Пустота на месте слов – знак поражения, неудавшейся попытки самопознания, а еще – предупреждение о таящейся в этой зоне опасности. Язык связывает человека с миром, и когда эта связь обрывается или исчезает, мы чувствуем потерю контроля над миром. В этом смысле у нас есть все основания говорить, что язык – это власть. Для химика его лаборатория – родная стихия, но профан на месте той же самой лаборатории увидит минное поле, где каждый неверный шаг чреват гибелью. Столичному жителю большой город кажется невероятно удобным и милым сердцу местом, а деревенский, очутившийся в городе впервые, увидит перед собой каменные джунгли, исполненные враждебности, внушающие неизъяснимый ужас. И причина тому очень проста: мир, для описания которого мы не можем найти подходящего языка, нам не подчиняется.
В социологии под маргиналами подразумеваются люди, совершившие переход из одной культуры в другую, например, сельские жители, перебравшиеся в город, или мигранты, оказавшиеся в другой стране. И в первую очередь такие люди сталкиваются с проблемой языка. Неважно, сколько у них денег или влияния, – до тех пор, пока они в полной мере не овладеют новым языком, пока не освоятся в новой языковой среде, их будет преследовать ощущение отсутствия корней, отсутствия опоры, ощущение небезопасности. Многие состоятельные японцы, приезжая во Францию, страдают от «парижского синдрома», и даже самые отчаянные китайцы, оказавшись в США, сталкиваются с так называемым «нью-йоркским синдромом». Низкий уровень языка не дает им пустить корни в холодную землю чужбины. Ни деньги, ни сила характера не избавляют их от необъяснимого беспокойства, тревоги, паники, от учащенного сердцебиения, от шума в ушах, от подозрительности и мании преследования. Непонятный разговор соседей или прохожих на улице, любая особенность ландшафта или устройство, для которого они не знают названия, незаметно увеличивает их напряжение, становится одним из болезнетворных факторов, что смыкаются вокруг плотным кольцом. И тогда многие из этих людей запирают себя в пустых жилищах, бегут от мира, прячутся от чужих глаз, словно любовники в постели.

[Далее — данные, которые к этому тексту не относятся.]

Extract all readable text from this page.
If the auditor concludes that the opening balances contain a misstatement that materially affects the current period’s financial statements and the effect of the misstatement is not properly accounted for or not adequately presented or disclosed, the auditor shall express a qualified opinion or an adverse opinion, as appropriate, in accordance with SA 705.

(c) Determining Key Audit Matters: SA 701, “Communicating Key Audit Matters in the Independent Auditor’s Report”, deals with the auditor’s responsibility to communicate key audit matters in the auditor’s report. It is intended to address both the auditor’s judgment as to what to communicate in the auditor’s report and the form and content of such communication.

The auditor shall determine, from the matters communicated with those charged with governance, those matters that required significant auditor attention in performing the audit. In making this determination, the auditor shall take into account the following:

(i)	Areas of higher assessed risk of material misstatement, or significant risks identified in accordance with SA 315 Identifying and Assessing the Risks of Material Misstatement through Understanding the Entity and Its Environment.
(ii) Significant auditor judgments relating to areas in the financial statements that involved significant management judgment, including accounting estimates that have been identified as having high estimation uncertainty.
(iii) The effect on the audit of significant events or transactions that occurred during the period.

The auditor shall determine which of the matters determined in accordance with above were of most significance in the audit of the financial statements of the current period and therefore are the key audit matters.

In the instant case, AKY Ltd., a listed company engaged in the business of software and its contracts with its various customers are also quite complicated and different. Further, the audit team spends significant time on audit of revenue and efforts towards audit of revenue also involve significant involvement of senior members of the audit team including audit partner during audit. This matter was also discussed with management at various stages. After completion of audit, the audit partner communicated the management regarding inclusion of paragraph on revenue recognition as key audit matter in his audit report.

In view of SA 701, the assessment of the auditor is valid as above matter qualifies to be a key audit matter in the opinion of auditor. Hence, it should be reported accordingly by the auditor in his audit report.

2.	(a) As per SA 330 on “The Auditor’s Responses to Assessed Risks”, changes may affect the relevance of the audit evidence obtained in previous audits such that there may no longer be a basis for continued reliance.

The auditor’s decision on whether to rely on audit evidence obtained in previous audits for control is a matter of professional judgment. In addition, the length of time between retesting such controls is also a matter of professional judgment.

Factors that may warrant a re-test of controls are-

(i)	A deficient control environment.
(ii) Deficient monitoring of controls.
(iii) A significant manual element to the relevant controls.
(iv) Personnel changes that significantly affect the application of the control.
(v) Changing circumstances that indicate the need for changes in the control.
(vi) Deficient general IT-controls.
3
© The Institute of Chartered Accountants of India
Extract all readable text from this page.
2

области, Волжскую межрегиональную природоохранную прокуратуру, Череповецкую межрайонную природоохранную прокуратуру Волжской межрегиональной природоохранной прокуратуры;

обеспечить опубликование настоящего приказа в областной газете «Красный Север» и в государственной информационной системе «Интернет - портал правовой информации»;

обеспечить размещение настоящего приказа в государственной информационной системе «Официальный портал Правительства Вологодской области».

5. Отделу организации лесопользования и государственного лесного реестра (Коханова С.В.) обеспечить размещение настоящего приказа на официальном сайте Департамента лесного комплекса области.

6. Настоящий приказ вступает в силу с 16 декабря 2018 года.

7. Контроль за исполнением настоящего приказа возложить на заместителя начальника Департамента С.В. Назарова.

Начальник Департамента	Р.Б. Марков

Люди не боятся обнажения. Мы спокойно раздеваемся в бане, на медосмотре, в бассейне, а в некоторых западных странах люди даже выходят нагишом на пляж, не чувствуя при этом никакой скованности. И только во время полового акта человек испытывает потребность запереть двери и задернуть шторы, словно мышь, которая старается забраться поглубже в свою нору. Конечно, на то есть множество причин. И одна из причин, на которую обращают досадно мало внимания, по моему мнению, следующая: в бане, на медосмотре и в бассейне человек полностью владеет языковой ситуацией, а значит, его ощущения контроля над собой и окружающими достаточно для того, чтобы разум взял власть над страхом. Но когда человек, скинув брюки, оказывается перед бескрайней слепой зоной секса, он невольно чувствует растерянность и недоумение, а следом – тревогу, которая гонит его забиться поглубже в свою нору. Чего же он боится? Не столько общественного осуждения, сколько самого себя – человек подсознательно боится заблудиться в потемках безымянности секса. Раздевшись, люди не могут избавиться от беспокойства, тревоги, паники, учащенного сердцебиения, шума в ушах, подозрительности и мании преследования, как если бы перенеслись в Париж или Нью-Йорк, о которых давно мечтали, но оказались вынуждены сидеть в гостиничном номере, заперев двери и плотно зашторив окна.